As You Were by Elaine Feeney
Title: As You Were
Author: Elaine Feeney
Publisher: Random House UK, Vintage Publishing
Published Date: August 20th 2020
Length: 400 pages
Genre: Fiction, Irish Lit
Rating: 3.25 /5
The Irish fiction debut of 2020
‘An absolute tour de force: raw, sharp and wild’ Lisa McInerney
Sinéad Hynes is a tough, driven, funny young property developer with a terrifying secret.
No-one knows it: not her fellow patients in a failing hospital, and certainly not her family. She has confided only in Google and a shiny magpie.
But she can’t go on like this, tirelessly trying to outstrip her past and in mortal fear of her future. Across the ward, Margaret Rose is running her chaotic family from her rose-gold Nokia. In the neighboring bed, Jane, rarely but piercingly lucid, is searching for a decent bra and for someone to listen. Sinéad needs them both.
As You Were is about intimate histories, institutional failures, the kindness of strangers, and the darkly present past of modern Ireland. It is about women’s stories and women’s struggles. It is about seizing the moment to be free.
Wildly funny, desperately tragic, inventive and irrepressible, As You Were introduces a brilliant voice in Irish fiction with a book that is absolutely of our times.
+++++
So, full disclosure, when I requested this one, I genuinely had no idea that it wouldn’t an uplifting book. Guess, who’s an idiot? Me. I am an idiot. Because of this very reason, I might be a bit biased when it comes to rating the book, however I have tried my best to review it fairly.
This is the story of Sinéad, a young woman who’s working in a hospital. A young woman who has a deep secret that she’s only told to Google and a magpie, you know, a normal human being. Yep. There are emotionally difficult topics being dealt with here and they were done well, I guess I just wasn’t ready for them. She’s working in a ward with many patients and we also learn their stories and she’s musing on them along with her own dilemma.
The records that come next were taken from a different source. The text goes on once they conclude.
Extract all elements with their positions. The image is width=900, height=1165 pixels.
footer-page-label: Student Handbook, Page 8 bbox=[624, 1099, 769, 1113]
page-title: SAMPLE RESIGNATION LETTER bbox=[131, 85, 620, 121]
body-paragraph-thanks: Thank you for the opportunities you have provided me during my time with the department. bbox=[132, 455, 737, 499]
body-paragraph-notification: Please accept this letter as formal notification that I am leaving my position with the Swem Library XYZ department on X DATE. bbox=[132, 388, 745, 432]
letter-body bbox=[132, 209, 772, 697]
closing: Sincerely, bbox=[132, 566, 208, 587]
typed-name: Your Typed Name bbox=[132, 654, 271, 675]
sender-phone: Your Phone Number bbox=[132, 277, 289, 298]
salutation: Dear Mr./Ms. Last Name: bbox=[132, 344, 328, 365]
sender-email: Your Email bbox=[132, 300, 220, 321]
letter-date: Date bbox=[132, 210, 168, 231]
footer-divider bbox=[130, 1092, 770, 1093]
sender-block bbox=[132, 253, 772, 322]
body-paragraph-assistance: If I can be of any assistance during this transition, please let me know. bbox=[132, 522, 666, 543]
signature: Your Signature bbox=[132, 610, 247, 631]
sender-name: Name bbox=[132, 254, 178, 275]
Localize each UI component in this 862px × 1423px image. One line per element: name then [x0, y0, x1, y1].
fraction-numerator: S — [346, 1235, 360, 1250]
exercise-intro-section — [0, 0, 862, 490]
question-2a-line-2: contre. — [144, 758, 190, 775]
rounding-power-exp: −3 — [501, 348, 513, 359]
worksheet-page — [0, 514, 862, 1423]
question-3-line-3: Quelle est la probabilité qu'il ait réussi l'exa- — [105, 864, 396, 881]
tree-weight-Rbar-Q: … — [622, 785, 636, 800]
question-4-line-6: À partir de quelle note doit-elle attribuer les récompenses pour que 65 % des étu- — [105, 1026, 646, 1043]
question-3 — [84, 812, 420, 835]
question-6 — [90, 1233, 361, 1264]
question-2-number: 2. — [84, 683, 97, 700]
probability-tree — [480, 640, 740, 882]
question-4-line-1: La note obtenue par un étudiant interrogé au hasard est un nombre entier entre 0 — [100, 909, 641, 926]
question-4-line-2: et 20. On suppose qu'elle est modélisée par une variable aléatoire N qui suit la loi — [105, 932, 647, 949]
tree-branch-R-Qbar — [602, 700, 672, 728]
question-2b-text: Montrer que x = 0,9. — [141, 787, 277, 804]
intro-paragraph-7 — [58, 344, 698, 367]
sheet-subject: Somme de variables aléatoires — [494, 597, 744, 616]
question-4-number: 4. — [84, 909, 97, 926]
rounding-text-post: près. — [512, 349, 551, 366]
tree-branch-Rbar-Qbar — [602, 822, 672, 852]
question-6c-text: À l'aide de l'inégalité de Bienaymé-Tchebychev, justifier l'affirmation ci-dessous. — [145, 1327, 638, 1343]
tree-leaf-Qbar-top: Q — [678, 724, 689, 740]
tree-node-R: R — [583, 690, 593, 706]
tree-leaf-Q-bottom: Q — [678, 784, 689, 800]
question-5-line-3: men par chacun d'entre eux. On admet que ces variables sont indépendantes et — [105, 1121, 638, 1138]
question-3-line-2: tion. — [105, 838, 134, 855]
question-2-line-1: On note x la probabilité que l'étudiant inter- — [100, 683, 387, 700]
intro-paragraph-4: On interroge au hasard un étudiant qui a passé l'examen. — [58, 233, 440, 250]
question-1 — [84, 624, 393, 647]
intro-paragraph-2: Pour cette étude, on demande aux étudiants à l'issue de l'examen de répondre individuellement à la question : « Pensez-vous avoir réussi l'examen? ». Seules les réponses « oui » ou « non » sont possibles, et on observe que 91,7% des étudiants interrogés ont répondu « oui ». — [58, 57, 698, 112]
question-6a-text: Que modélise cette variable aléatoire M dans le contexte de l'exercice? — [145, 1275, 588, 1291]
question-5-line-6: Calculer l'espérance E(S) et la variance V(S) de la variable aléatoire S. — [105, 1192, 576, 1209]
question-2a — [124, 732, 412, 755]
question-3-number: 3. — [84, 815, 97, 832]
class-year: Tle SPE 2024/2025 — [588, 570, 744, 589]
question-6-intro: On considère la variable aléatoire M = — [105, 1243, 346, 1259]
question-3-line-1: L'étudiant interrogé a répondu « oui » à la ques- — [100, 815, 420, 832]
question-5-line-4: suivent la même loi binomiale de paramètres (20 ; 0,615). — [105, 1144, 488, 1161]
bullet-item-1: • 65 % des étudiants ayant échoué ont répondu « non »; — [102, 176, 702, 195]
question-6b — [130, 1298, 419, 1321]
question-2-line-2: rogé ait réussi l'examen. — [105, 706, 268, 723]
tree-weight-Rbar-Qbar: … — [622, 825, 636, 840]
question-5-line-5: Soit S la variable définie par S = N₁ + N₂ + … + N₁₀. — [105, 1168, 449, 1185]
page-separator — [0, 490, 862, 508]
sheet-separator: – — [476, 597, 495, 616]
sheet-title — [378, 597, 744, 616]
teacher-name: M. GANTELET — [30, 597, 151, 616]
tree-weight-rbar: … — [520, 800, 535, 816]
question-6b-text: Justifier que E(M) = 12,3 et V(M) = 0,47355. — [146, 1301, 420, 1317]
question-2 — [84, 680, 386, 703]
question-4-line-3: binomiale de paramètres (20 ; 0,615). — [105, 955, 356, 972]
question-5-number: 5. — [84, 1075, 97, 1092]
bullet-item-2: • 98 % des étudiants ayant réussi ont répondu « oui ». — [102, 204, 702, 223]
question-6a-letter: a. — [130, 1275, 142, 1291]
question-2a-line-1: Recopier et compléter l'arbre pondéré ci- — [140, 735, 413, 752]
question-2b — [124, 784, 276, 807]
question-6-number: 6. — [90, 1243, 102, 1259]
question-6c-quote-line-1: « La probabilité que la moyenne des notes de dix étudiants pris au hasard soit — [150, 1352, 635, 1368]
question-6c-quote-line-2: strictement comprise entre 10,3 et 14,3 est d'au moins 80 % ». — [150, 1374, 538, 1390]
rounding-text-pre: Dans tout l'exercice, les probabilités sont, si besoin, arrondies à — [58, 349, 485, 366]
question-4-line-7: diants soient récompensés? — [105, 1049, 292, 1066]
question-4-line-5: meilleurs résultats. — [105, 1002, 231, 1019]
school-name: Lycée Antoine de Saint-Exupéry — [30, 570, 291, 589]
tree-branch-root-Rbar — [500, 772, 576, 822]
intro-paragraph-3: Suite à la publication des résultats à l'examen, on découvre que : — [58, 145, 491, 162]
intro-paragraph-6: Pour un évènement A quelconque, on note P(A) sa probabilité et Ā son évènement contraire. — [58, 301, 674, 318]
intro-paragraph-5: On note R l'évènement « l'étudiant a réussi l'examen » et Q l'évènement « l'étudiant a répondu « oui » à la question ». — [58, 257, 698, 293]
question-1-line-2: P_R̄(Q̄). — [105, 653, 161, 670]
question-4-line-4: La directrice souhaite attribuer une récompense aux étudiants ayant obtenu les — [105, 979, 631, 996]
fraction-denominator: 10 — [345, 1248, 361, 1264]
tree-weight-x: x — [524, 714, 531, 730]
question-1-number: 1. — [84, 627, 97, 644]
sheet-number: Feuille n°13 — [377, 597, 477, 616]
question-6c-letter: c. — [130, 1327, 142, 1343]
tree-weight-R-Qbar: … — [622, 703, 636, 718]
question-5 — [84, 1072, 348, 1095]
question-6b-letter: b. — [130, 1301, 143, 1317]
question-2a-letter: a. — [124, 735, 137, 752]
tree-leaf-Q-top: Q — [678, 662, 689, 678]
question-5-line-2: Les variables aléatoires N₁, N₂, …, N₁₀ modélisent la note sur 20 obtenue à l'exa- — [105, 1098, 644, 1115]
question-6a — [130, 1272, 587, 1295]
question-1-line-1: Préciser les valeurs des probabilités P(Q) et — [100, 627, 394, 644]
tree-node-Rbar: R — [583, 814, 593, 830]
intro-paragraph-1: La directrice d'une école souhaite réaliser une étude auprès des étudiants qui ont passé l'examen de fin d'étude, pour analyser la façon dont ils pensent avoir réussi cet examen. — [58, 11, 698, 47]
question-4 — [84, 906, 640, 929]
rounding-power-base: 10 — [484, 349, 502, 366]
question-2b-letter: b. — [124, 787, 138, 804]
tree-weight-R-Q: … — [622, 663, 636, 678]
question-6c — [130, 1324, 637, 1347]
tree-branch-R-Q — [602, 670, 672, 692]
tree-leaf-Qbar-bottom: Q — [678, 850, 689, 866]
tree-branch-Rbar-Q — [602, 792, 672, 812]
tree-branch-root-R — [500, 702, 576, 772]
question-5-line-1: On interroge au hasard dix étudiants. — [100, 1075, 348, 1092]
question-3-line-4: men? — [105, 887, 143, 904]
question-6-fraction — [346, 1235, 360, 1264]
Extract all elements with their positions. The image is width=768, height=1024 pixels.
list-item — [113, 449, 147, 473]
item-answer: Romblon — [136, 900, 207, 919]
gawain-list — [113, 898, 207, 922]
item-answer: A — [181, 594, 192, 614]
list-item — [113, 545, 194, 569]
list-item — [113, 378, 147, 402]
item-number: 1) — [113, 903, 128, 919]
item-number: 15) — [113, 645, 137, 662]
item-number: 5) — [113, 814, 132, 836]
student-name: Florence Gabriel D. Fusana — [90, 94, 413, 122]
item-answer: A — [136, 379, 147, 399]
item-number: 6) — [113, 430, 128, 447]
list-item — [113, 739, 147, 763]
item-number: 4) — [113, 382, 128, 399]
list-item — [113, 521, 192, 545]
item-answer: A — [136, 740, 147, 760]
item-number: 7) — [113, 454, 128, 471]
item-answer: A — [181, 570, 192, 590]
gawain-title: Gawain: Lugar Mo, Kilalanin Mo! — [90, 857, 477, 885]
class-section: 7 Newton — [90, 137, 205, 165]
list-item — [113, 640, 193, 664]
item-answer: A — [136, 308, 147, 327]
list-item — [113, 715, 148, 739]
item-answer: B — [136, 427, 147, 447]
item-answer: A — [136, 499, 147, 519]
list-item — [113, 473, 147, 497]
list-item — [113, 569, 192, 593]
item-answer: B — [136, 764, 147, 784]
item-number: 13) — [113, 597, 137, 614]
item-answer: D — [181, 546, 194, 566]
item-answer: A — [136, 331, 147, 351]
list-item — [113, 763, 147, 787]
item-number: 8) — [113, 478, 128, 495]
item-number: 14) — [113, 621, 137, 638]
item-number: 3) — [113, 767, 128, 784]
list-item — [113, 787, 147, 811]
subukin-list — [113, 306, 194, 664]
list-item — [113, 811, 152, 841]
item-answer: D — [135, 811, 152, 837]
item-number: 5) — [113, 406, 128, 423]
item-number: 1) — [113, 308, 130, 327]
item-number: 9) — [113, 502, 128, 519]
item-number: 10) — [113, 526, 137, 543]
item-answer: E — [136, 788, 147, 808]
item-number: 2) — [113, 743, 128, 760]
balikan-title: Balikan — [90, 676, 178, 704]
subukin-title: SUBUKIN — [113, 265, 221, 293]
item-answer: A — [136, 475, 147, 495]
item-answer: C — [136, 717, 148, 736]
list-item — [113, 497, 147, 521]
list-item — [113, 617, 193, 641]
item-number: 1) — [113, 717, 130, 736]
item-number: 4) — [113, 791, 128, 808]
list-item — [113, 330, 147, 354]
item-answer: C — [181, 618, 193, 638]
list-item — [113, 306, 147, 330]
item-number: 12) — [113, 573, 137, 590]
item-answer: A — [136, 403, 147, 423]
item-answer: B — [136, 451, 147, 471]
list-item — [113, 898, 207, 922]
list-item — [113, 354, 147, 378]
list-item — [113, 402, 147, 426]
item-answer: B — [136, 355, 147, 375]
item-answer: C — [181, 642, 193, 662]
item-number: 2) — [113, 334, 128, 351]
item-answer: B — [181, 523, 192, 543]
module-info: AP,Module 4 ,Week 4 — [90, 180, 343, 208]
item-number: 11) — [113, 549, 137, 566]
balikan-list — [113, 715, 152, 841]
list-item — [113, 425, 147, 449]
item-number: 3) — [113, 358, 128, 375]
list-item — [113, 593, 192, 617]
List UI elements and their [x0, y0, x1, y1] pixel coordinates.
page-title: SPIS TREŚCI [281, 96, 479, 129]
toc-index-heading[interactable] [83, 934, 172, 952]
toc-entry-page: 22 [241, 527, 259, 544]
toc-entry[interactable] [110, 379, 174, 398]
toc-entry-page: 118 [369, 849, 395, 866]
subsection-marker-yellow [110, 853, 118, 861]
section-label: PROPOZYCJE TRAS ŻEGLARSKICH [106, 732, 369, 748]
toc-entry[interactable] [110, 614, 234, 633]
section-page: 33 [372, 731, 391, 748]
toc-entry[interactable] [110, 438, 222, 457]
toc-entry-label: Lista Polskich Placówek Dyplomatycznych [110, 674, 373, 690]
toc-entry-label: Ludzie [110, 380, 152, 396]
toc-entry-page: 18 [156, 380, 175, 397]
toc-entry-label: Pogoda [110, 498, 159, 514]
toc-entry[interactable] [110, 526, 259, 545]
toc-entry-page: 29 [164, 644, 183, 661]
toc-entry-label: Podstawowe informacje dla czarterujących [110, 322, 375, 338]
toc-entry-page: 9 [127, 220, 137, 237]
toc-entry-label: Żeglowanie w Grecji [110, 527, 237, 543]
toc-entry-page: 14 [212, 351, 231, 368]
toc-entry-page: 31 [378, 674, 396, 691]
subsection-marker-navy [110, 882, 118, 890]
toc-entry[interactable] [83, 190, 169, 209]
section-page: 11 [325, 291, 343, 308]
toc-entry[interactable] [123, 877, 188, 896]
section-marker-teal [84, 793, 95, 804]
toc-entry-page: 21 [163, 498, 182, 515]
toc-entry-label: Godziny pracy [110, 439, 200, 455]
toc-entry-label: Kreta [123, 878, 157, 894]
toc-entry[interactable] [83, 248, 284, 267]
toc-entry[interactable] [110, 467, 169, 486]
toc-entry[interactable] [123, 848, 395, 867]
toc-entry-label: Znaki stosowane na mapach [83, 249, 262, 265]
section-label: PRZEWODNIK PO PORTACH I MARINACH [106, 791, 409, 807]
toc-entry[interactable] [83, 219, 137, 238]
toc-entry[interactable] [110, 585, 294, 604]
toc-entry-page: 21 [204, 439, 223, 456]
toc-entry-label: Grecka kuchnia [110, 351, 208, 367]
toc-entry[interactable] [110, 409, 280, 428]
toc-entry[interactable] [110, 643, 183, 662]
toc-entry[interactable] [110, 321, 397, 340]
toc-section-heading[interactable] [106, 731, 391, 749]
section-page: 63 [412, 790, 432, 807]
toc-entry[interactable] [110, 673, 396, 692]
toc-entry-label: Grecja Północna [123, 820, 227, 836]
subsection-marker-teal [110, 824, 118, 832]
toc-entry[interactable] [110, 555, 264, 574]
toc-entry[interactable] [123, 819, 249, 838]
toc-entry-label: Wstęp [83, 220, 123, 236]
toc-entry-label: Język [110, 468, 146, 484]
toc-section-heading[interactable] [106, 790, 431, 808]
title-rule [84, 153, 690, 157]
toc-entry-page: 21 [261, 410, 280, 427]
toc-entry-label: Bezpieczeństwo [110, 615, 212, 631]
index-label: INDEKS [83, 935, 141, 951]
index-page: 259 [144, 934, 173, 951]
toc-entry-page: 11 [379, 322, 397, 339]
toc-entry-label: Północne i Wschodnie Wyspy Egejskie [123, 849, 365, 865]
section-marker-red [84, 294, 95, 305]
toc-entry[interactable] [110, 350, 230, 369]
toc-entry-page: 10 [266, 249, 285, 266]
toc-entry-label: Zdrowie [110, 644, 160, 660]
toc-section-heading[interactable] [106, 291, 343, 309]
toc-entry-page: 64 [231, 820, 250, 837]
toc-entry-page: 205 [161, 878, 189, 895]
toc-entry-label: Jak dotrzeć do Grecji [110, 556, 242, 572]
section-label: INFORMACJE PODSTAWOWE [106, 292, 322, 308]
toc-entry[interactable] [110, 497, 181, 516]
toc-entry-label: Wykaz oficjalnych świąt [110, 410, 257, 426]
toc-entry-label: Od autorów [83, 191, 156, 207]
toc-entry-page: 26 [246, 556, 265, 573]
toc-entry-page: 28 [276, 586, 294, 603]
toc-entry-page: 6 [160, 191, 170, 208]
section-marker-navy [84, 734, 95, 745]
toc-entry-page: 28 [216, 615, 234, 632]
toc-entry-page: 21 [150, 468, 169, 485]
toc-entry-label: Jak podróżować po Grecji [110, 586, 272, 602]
The problem with this book is that it tries to handle too many things at once, there are various themes through her patients that are shown to us and I wish this book was longer so those topics could have a room to flourish. The end result of this is too many topics and themes being introduced and none of them given enough time on the page.
However that’s not to say that this is a terrible book! It’s not, it has a good solid plot that I wish was explored more carefully. The writing is good and the main character, Sinéad, is not thoroughly likable which is a good thing. I like that in a book. I do wish that it was a thoroughly modern book instead of a book set in the past but presented in a ‘modern’ writing style.
Overall, it was not a bad book and for a debut, this is really good. I will definitely be watching out for more from this author because the potential is there and with tighter editing and more streamlined pace, the author could be really great! The writing is not the problem, per se, it’s the plot and pacing.